No obstante, el análisis ha mostrado que el objetivo último no consistía en proteger un ámbito ideológico amenazado, sino en reconquistar asímismo un espacio público ocupado por grupos enemigos - procediendo para ello a reafirmar una identidad vacilante -. Enfrentada a una evolución histórica que parece cada vez más inexorable, lo que intenta la extrema derecha con sus iniciativas de carácter proactivo es construirse un espacio identitario propio y conquistar una esfera de influencia en el marco político que se está organizando. De hecho, da la impresión de que, tras la aprobación de la Ley para la Reforma Política y desde los mismos inicios de 1977, los grupos de extrema derecha renuncian a poner en práctica una estrategia global de terror. A partir de ese momento de contentan con instrumentalizar las acciones terroristas de sus oponentes, con intimidar a la oposición durante los periodos electorales, y con reafirmar su presencia en el espacio público mediante periódicas demostraciones de fuerza. El sector social más nostálgico del franquismo se integra en el proceso de reforma: los líderes del búnker, cono Girón de Velasco, que se halla al frente de la Confederación de Excombatientes, se suman al juego parlamentario pasando a engrosar las filas de Alianza Popular, y el propio Blas Piñar, dirigente de Fuerza Nueva, termina por mostrarse más proclive a la estrategia electoral que a la acción directa. De ese modo, los militantes más radicales quedan desprovistos de todo apoyo organizativo. Los únicos que seguirán disfrutando de un respaldo activo - al menos de forma oficiosa, serán los grupos que se lancen a la lucha contra el terrorismo vasco - lo que explica el impacto de sus crímenes. Por lo demás, después de 1979, la extrema derecha acabará poniendo todas sus esperanzas en una reacción del ejército. Deja por tanto el destino de la patria en manos de los militares, renunciando con ello a convertirse en protagonista autónoma de la historia: demuestra así inscribirse en la tradición de la extrema derecha española, además de confesarse incapaz de toda renovación, ya sea en el plano ideológico o en el estratégico, lo cual la abocará a la desaparición política.

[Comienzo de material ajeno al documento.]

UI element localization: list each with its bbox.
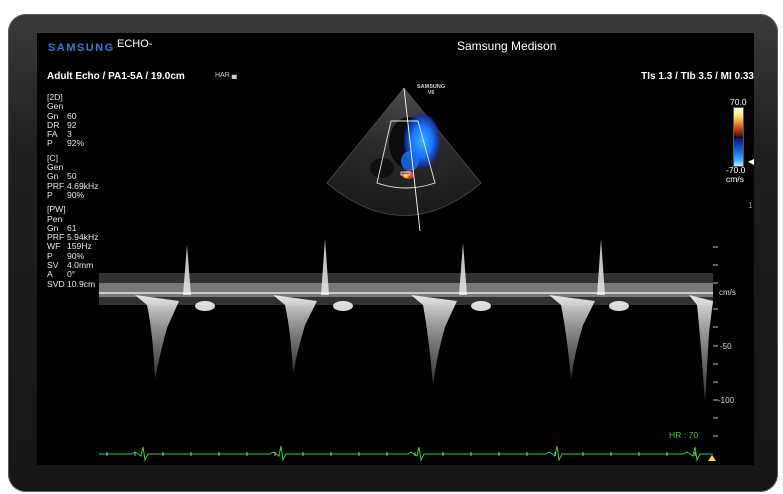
sector-logo: SAMSUNG V6 bbox=[417, 84, 445, 96]
heart-chamber-dark-2 bbox=[370, 158, 394, 178]
param-row: P 90% bbox=[47, 250, 99, 261]
param-section-color-preset: Gen bbox=[47, 162, 64, 173]
doppler-cursor-line bbox=[403, 87, 421, 232]
param-row: Gn 60 bbox=[47, 110, 99, 121]
doppler-waveform-3 bbox=[411, 295, 457, 385]
param-value: 10.9cm bbox=[67, 278, 96, 289]
param-key: PRF bbox=[47, 232, 65, 243]
param-value: 60 bbox=[67, 110, 77, 121]
param-row: Gn 50 bbox=[47, 171, 99, 182]
doppler-waveform-4 bbox=[549, 295, 595, 379]
harmonic-icon: HAR ▄ bbox=[215, 72, 237, 79]
param-key: A bbox=[47, 269, 53, 280]
param-key: SVD bbox=[47, 278, 65, 289]
param-section-pw-title: [PW] bbox=[47, 204, 66, 215]
param-key: Gn bbox=[47, 222, 59, 233]
doppler-bright-spot-2 bbox=[333, 301, 353, 311]
probe-info: Adult Echo / PA1-5A / 19.0cm bbox=[47, 71, 185, 82]
param-value: 61 bbox=[67, 222, 77, 233]
vendor-title: Samsung Medison bbox=[457, 39, 557, 53]
echo-sector-edge bbox=[326, 87, 482, 216]
doppler-waveform-5 bbox=[689, 295, 713, 403]
doppler-unit-label: cm/s bbox=[719, 288, 736, 297]
param-section-pw-preset: Pen bbox=[47, 213, 63, 224]
param-value: 5.94kHz bbox=[67, 232, 99, 243]
param-key: P bbox=[47, 138, 53, 149]
color-scale-unit: cm/s bbox=[726, 174, 744, 184]
doppler-upstroke-3 bbox=[459, 243, 467, 295]
sector-logo-line2: V6 bbox=[427, 90, 435, 96]
color-scale-bar bbox=[733, 107, 744, 167]
doppler-noise-band bbox=[99, 273, 713, 305]
thermal-mechanical-indices: TIs 1.3 / TIb 3.5 / MI 0.33 bbox=[641, 71, 754, 82]
param-value: 4.0mm bbox=[67, 260, 94, 271]
param-key: FA bbox=[47, 129, 58, 140]
doppler-bright-spot-3 bbox=[471, 301, 491, 311]
doppler-spectrum bbox=[99, 239, 713, 403]
param-row: P 92% bbox=[47, 138, 99, 149]
image-canvas bbox=[99, 87, 718, 462]
param-row: DR 92 bbox=[47, 119, 99, 130]
param-section-color-title: [C] bbox=[47, 152, 58, 163]
parameter-panel: [2D] Gen Gn 60 DR 92 FA 3 P 92% [C] Gen Gn 50… bbox=[47, 92, 99, 289]
param-value: 90% bbox=[67, 250, 85, 261]
doppler-noise-band-bright bbox=[99, 283, 713, 297]
param-key: P bbox=[47, 189, 53, 200]
param-key: Gn bbox=[47, 110, 59, 121]
doppler-upstroke-1 bbox=[183, 245, 191, 295]
doppler-upstroke-2 bbox=[321, 239, 329, 295]
side-marker: 1 bbox=[748, 201, 753, 210]
param-key: Gn bbox=[47, 171, 59, 182]
param-key: DR bbox=[47, 119, 60, 130]
param-section-2d-preset: Gen bbox=[47, 101, 64, 112]
param-row: SVD 10.9cm bbox=[47, 278, 99, 289]
param-row: FA 3 bbox=[47, 129, 99, 140]
param-value: 92 bbox=[67, 119, 77, 130]
doppler-bright-spot-1 bbox=[195, 301, 215, 311]
param-row: SV 4.0mm bbox=[47, 260, 99, 271]
baseline-marker-icon: ◀ bbox=[748, 157, 754, 166]
param-value: 159Hz bbox=[67, 241, 92, 252]
color-scale-max: 70.0 bbox=[730, 97, 747, 107]
ecg-trace bbox=[99, 445, 713, 462]
doppler-waveform-2 bbox=[273, 295, 317, 373]
param-row: P 90% bbox=[47, 189, 99, 200]
sweep-marker-icon bbox=[708, 455, 716, 461]
param-key: WF bbox=[47, 241, 61, 252]
sample-volume-gate bbox=[400, 171, 411, 176]
param-key: SV bbox=[47, 260, 59, 271]
ecg-time-ticks bbox=[106, 452, 696, 456]
param-row: PRF 4.69kHz bbox=[47, 180, 99, 191]
color-flow-blue-2 bbox=[401, 151, 419, 171]
param-row: Gn 61 bbox=[47, 222, 99, 233]
velocity-label-neg50: -50 bbox=[720, 342, 732, 351]
param-value: 90% bbox=[67, 189, 85, 200]
param-key: P bbox=[47, 250, 53, 261]
color-scale-min: -70.0 bbox=[726, 165, 746, 175]
param-value: 92% bbox=[67, 138, 85, 149]
heart-rate-readout: HR : 70 bbox=[669, 430, 699, 440]
velocity-scale bbox=[713, 246, 718, 437]
doppler-upstroke-4 bbox=[597, 239, 605, 295]
mode-title: ECHO- bbox=[117, 38, 153, 50]
param-value: 50 bbox=[67, 171, 77, 182]
param-value: 0° bbox=[67, 269, 76, 280]
param-row: PRF 5.94kHz bbox=[47, 232, 99, 243]
color-roi-box bbox=[376, 120, 436, 189]
brand-logo: SAMSUNG bbox=[48, 42, 115, 54]
doppler-bright-spot-4 bbox=[609, 301, 629, 311]
param-value: 3 bbox=[67, 129, 72, 140]
param-row: WF 159Hz bbox=[47, 241, 99, 252]
param-section-2d-title: [2D] bbox=[47, 92, 63, 102]
param-value: 4.69kHz bbox=[67, 180, 99, 191]
velocity-label-neg100: -100 bbox=[718, 396, 735, 405]
param-row: A 0° bbox=[47, 269, 99, 280]
ultrasound-screen: SAMSUNG ECHO- Samsung Medison Adult Echo… bbox=[37, 33, 754, 465]
doppler-waveform-1 bbox=[135, 295, 179, 379]
sector-logo-line1: SAMSUNG bbox=[417, 84, 446, 90]
param-key: PRF bbox=[47, 180, 65, 191]
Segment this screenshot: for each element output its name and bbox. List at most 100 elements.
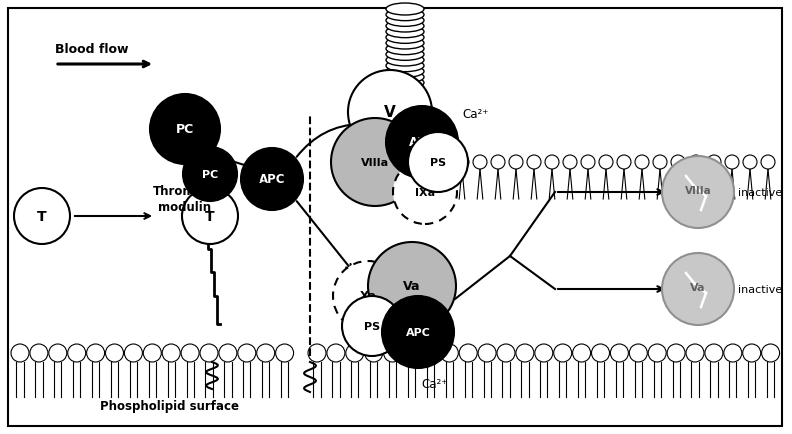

Sophie Baby, El mito de la transición pacífica
En una entrada anterior, ya les había esbozado las líneas generales del interesantísimo ensayo sobre la Transición Española, escrito por la historiadora francesa Sophie Baby. Frente a una versión oficial en el que ese cambio histórico se presenta como sosegado y meditado, caracterizado por la responsabilidad y el consenso entre una derecha que buscaba con sinceridad la democratización del país y una izquierda que había renunciado a sus veleidades revolucionarias, el análisis de Baby deja bien a las claras como la Transición fue acompañada de una violencia política casi sin igual en los turbulentos años setenta, marcados por el último brote del terrorismo marxista y fascista. De hecho, sólo un país supera, y no por mucho, el número de víctimas de la transición española: la Italia de los años de plomo, asediada por la violencia de las Brigadas Rojas y los grupos de extrema derecha. Frente a lo ocurrido en estos dos países, las actuaciones de la Baader-Meinhoff en Alemania apenas merecerían reseñarse, si no hubieran ocurrido en el clima político posterior a 1968, donde el sistema occidental se imaginaba a sí mismo amenazado y en quiebra. A punto de derrrumbarse ante el menor empujón.
La transición fue así, según ha comenzado a señalarse, no un plan maestro diseñado por las élites de uno y otro bando, a cuyo desarrollo la población asistió pasiva y se limitó a dar su aprobación cuando se le pidió. Por el contrario, y como es habitual en los sucesos humanos, fue un proceso con mucho de improvisación, mucho de chapuza, y sobre todo, mucho miedo. Miedo de las élites franquistas más jóvenes y menos radicales a perder el poder político y económico, lo que les llevó a desmontar de manera controlada el sistema, proponiendo leyes y reformas que hubieran sido impensables años antes, por su corte democrático y avanzado. Miedo de las izquierdas a quedar neutralizadas y silenciadas en una España cuyo nuevo sistema, aunque imperfecto y limitado, hubiera sido aprobado por la comunidad internacional, exlusión de la que se libró el PCE justo antes de las primeras elecciones del 77, pero que sí afectó a otros partidos más extremistas que permanecieron prohibidos. Miedo, sobre todo, de la población a que se repitiera otra guerra civil, con su cortejo de ejecutados, represaliados y exiliados, catástrofe de la que las muchas violencias de la transición parecían ser el anuncio.